13 March 2009

Barcelona

I arrived in this Spanish city on Wednesday around noon. I´ve been in luck with my hostels because they continue to offer free Internet access. Of course, I think you can understand if I would prefer to keep my time in front of the screen short in order to get outside and go exploring.

On my first day I walked around the center city area and along the beach. The city´s most famous street is the Las Ramblas, a curious collection of stands selling everything from chickens to cheap souvenirs set up on a wide median in the street. Throngs of people could be found on the street: locals walking to their destination, visitors gawking at the sights, merchants selling their goods, and others seeking money either through street-art or (likely fixed) games of chance.

Along the Las Ramblas is the St. Joseph´s Market, in which vendors sell a wide array of produce, meats, seafood, and other foods. Some of the more exotic items behind the glass counters were cow stomachs, pig legs from the knee down, sheep heads skinned but with eyes eerily still peering at customers, and various brains and hearts. Of course, other less "strange" food was available. There were several colorful fruit stands offering fresh juice, candy vendors with vast displays of chocolates and confections, and small stands that prepared delicious looking seafood dishes, some with crustaceans and mollusks that one couldn´t find on the menu of an American restaurant.

A stroll along the beach and harbor after the market provided fresh air and a calmer atmosphere.

Yesterday was spent admiring the architecture of Barcelona´s most famous architect, Antoni Gaudí. Throughout his career he was inspired by the organic forms he saw and admired in nature. He attempted to recreate these elements into his projects, for example, spirals like those on seashells. Undoubtedly his most famous work, and the internationally recognizable icon of Barcelona, was the Sagrada Familia. Construction on this Catholic church began in 1882 and continues to this day. Not mere cosmetic work remains though, the structure is only about 50% complete and Mass cannot even be held inside yet. Visitors to the construction site, perhaps one of the world´s most famous, can enter the church, but are separated from the areas where construction crews stay busy. If I remember correctly, eight of the towers are complete, but ten remain unfinished or not started. The church´s construction is paid for through private donations and, now, tourist entrance fees. Gaudí saw only an even smaller percentage of the chruch finished; he died an untimely death when struck by a streetcar in 1926. By the way, during the whole visit not a sign, pamphlet, or anyother source in the accompanying museum dared to project when construction on the Sagrada Familia would conclude.

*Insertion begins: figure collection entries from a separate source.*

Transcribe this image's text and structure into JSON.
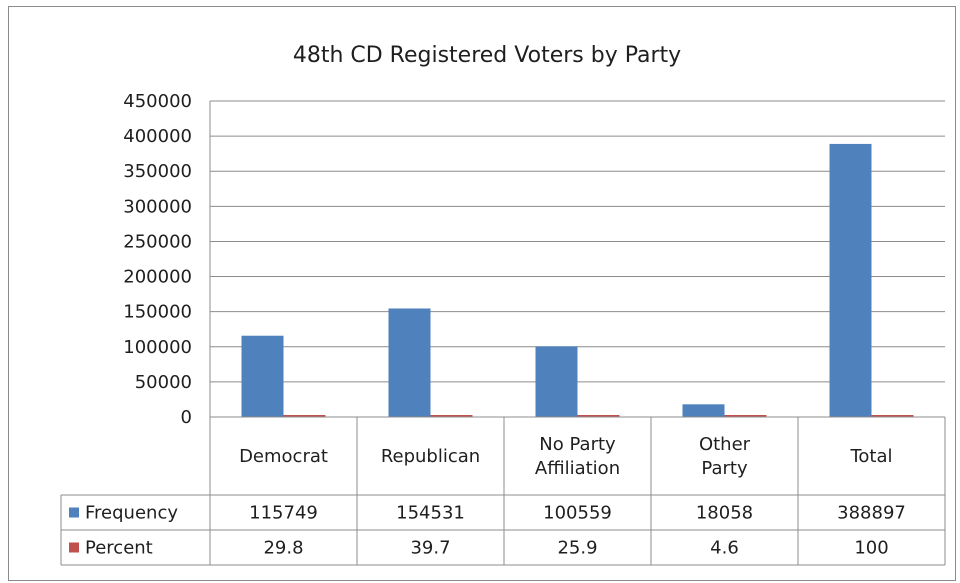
{
  "chart_data": {
    "type": "bar",
    "title": "48th CD Registered Voters by Party",
    "categories": [
      [
        "Democrat"
      ],
      [
        "Republican"
      ],
      [
        "No Party",
        "Affiliation"
      ],
      [
        "Other",
        "Party"
      ],
      [
        "Total"
      ]
    ],
    "series": [
      {
        "name": "Frequency",
        "color": "#4f81bd",
        "values": [
          115749,
          154531,
          100559,
          18058,
          388897
        ],
        "labels": [
          "115749",
          "154531",
          "100559",
          "18058",
          "388897"
        ]
      },
      {
        "name": "Percent",
        "color": "#c0504d",
        "values": [
          29.8,
          39.7,
          25.9,
          4.6,
          100
        ],
        "labels": [
          "29.8",
          "39.7",
          "25.9",
          "4.6",
          "100"
        ]
      }
    ],
    "ylim": [
      0,
      450000
    ],
    "yticks": [
      "0",
      "50000",
      "100000",
      "150000",
      "200000",
      "250000",
      "300000",
      "350000",
      "400000",
      "450000"
    ],
    "grid": true,
    "legend": "data-table",
    "xlabel": "",
    "ylabel": ""
  }
}
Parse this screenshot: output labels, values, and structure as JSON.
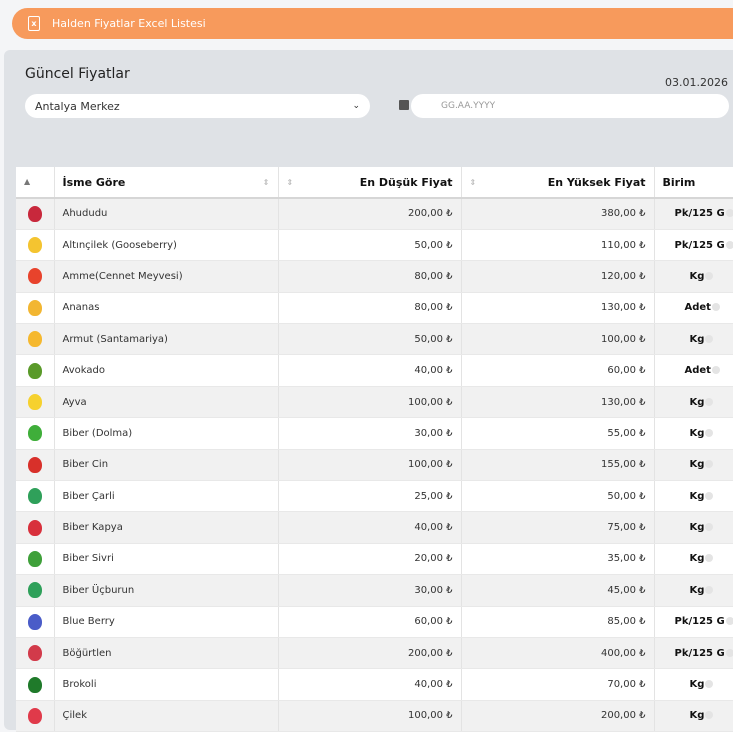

Next I headed to a public park in Barcelona which Gaudí designed and intended to be a neighborhood. The neighborhood concept failed, but the architect´s unusually shaped structures remain. Visitors walk though, around, over, and under colorfully built forms that twist and turn in all directions. Unfortunately, much of the park was closed for renovations.

For the rest of today I will take my time to wander around more of the city. Tonight I will board an overnight train to Cordoba. I will remain there for a few days and take day trips to the nearby cities of Granada and Seville.

2 comments:

Anonymous said...

Oh no!!! So sad about Gaudi park... Did you at least get to see the bench? My favorite place.

nata

Nick O. said...

Nata: Yes, that portion of the park was open. If it's the bench that you are talking about (a long one that curves around the entire viewing point over the city), then I can understand your liking for it.